类似的问题,但主要关注图形库here和类似的问题,但在C#,可能有用。

与此问题相关的文件是./networkx/generators/degree_seq.py(997行,关于生成具有给定度数序列的graps)和./networkx/algorithms/mixing.py (line 20, function degree_assortativity(G) about probability based graphs)并且还注意其源代码引用92个引用,不确定是否你想重新发明轮子。对于igraph,请阅读文件convert.c关于加权边的第835行。您可以获取Networkx here的来源和igraph here的来源。请注意,前者是BSD许可证,用Python完成,而igraph在GNU(GPL)下完成,用C语言完成。

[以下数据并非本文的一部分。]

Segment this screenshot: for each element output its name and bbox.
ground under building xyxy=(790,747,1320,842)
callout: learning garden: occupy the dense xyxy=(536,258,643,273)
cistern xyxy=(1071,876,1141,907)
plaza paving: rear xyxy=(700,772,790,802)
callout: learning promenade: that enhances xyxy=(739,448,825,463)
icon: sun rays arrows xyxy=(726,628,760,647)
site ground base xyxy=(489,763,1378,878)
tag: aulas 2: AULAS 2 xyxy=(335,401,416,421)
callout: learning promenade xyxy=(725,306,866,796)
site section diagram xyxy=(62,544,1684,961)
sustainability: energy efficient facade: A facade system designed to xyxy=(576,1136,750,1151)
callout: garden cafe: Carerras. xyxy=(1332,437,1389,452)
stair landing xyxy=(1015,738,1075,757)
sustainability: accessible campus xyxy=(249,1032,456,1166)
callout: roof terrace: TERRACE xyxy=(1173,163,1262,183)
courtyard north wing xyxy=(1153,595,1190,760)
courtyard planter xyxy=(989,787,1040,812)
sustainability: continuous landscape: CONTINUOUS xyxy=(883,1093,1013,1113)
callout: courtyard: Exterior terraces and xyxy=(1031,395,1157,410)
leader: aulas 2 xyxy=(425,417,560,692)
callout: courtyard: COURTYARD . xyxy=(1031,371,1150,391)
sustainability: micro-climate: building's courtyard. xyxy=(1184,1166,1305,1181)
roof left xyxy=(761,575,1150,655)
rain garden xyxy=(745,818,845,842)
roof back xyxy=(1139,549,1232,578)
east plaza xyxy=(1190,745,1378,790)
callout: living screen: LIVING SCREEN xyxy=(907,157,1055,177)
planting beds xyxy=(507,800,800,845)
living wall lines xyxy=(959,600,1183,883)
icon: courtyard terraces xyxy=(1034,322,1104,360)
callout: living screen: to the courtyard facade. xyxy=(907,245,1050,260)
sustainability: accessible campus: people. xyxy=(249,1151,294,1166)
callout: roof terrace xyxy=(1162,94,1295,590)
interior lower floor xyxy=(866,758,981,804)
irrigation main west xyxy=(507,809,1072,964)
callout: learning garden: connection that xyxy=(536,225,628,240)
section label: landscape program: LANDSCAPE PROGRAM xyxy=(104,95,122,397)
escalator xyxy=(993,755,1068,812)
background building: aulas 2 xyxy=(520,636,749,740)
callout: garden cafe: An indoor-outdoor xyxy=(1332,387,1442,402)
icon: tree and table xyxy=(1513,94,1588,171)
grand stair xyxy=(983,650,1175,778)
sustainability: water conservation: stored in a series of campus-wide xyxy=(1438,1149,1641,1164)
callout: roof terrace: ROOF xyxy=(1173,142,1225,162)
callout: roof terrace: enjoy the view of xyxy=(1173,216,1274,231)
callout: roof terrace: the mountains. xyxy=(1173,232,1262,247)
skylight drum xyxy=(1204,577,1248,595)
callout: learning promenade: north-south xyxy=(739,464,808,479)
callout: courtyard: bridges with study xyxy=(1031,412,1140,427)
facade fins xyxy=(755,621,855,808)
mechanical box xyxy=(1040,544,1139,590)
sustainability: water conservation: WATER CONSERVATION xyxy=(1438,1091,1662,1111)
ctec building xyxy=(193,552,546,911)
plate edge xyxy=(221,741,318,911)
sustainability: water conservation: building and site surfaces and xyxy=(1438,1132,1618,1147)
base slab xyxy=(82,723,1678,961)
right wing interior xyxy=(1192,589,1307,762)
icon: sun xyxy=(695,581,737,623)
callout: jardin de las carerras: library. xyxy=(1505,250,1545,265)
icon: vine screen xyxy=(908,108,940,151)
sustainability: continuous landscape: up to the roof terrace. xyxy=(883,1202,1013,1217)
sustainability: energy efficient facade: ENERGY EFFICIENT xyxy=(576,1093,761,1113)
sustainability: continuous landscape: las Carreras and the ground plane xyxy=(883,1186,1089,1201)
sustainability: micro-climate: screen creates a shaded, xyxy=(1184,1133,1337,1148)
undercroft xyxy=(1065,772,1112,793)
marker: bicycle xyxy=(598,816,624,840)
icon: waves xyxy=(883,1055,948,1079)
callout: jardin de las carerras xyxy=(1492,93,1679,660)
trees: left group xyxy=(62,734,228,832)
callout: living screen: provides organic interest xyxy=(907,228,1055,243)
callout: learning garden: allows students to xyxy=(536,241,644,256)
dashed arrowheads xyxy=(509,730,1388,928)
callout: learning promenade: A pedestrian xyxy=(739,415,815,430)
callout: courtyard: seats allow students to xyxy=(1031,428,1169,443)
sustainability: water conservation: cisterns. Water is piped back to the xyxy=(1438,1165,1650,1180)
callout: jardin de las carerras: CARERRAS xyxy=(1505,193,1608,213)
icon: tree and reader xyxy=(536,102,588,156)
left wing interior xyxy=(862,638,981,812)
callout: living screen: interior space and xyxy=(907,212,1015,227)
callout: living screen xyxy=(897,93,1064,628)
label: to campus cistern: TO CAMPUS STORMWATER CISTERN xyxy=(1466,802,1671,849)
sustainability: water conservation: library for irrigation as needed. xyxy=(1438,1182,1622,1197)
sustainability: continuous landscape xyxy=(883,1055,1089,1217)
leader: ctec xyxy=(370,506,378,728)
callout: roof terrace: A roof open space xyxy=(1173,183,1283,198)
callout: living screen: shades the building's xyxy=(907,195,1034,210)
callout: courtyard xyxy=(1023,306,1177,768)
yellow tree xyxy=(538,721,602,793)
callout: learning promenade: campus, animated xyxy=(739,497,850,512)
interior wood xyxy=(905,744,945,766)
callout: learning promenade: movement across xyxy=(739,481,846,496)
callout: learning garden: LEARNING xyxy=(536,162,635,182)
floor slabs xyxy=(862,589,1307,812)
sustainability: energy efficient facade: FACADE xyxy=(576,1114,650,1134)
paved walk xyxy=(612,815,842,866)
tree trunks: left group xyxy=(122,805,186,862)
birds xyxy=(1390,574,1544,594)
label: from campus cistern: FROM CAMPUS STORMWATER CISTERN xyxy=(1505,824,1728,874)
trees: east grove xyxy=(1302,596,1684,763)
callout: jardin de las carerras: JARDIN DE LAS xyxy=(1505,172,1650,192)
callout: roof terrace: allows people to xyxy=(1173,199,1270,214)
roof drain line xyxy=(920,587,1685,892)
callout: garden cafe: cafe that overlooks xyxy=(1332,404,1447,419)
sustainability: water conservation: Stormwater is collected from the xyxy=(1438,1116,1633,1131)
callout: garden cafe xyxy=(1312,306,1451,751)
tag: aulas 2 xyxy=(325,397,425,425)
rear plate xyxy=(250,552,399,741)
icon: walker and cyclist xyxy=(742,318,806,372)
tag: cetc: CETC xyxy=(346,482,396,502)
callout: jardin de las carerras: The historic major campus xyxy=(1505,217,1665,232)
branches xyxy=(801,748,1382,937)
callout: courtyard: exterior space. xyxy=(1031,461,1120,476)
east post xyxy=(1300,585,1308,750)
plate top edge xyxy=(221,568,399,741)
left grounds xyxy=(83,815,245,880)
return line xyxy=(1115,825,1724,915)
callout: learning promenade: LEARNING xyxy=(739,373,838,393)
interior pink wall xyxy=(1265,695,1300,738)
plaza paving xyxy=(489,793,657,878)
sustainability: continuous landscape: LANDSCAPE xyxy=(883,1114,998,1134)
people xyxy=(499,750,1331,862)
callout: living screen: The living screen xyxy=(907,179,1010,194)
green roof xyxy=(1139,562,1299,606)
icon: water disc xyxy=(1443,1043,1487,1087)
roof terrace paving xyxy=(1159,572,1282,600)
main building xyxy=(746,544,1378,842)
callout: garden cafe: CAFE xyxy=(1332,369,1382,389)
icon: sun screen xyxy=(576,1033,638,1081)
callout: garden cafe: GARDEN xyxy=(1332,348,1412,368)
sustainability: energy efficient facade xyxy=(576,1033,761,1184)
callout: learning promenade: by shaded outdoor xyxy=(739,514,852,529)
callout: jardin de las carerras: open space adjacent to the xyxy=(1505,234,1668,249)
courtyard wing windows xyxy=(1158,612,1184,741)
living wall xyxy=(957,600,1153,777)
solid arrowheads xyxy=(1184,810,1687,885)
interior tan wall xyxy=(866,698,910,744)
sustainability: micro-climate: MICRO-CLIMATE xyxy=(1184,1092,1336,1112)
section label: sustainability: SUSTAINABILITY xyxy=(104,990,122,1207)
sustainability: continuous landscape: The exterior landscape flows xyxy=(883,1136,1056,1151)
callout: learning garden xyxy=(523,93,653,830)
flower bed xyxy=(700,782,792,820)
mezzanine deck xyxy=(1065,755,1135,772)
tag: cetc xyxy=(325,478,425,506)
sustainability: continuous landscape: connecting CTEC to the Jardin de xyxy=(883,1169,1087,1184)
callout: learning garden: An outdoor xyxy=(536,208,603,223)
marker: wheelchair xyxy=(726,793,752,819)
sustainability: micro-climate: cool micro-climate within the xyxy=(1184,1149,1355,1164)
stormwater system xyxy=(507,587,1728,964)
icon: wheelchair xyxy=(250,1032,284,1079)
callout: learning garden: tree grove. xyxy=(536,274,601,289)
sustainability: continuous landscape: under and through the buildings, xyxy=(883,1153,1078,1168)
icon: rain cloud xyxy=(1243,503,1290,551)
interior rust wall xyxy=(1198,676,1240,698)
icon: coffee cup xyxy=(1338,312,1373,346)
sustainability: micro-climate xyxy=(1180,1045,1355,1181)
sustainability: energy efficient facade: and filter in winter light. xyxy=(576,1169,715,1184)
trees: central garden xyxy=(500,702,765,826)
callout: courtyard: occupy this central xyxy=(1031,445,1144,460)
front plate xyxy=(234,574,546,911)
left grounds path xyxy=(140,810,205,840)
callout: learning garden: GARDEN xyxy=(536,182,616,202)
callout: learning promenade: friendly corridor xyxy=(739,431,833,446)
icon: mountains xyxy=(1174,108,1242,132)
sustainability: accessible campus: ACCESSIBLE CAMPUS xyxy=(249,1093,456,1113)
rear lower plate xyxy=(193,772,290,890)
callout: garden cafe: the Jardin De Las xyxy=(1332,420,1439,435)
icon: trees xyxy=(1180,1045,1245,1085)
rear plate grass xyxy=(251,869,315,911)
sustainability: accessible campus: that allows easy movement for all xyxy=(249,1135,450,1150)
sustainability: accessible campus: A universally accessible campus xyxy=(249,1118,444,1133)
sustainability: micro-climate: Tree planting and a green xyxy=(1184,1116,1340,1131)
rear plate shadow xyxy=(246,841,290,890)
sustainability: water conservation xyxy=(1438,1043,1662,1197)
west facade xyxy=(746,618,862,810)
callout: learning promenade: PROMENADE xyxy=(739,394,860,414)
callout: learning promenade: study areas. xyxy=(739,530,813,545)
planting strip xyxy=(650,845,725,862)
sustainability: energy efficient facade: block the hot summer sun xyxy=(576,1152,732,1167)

要开始使用Networkx,有关从jUnits test_convert_scipy.py文件创建加权图的有用信息:

def create_weighted(self, G): 
    g = cycle_graph(4)
    e = g.edges()
    source = [u for u,v in e]
    dest = [v for u,v in e]
    weight = [s+10 for s in source]
    ex = zip(source, dest, weight)
    G.add_weighted_edges_from(ex)
    return G

所以要创建你的马尔可夫链,请提供有关定向加权图here的帮助,或许这样:

>>> DG=nx.DiGraph()
>>> DG.add_weighted_edges_from([(0,0,0.5),(1,1,0.5),(3,3,1),(0,1,0.5),(1,2,0.5),(2,3,0.5), (2,1,0.5)])

或者可能存在一些现成的马尔可夫链生成工具,因为有一些其他随机过程,更多here。无法找到algorithm来分析具有例外值的图表,或者在示例中使用不同的集合进行试验,也许没有,并且您必须坚持使用其他回复者的解决方案。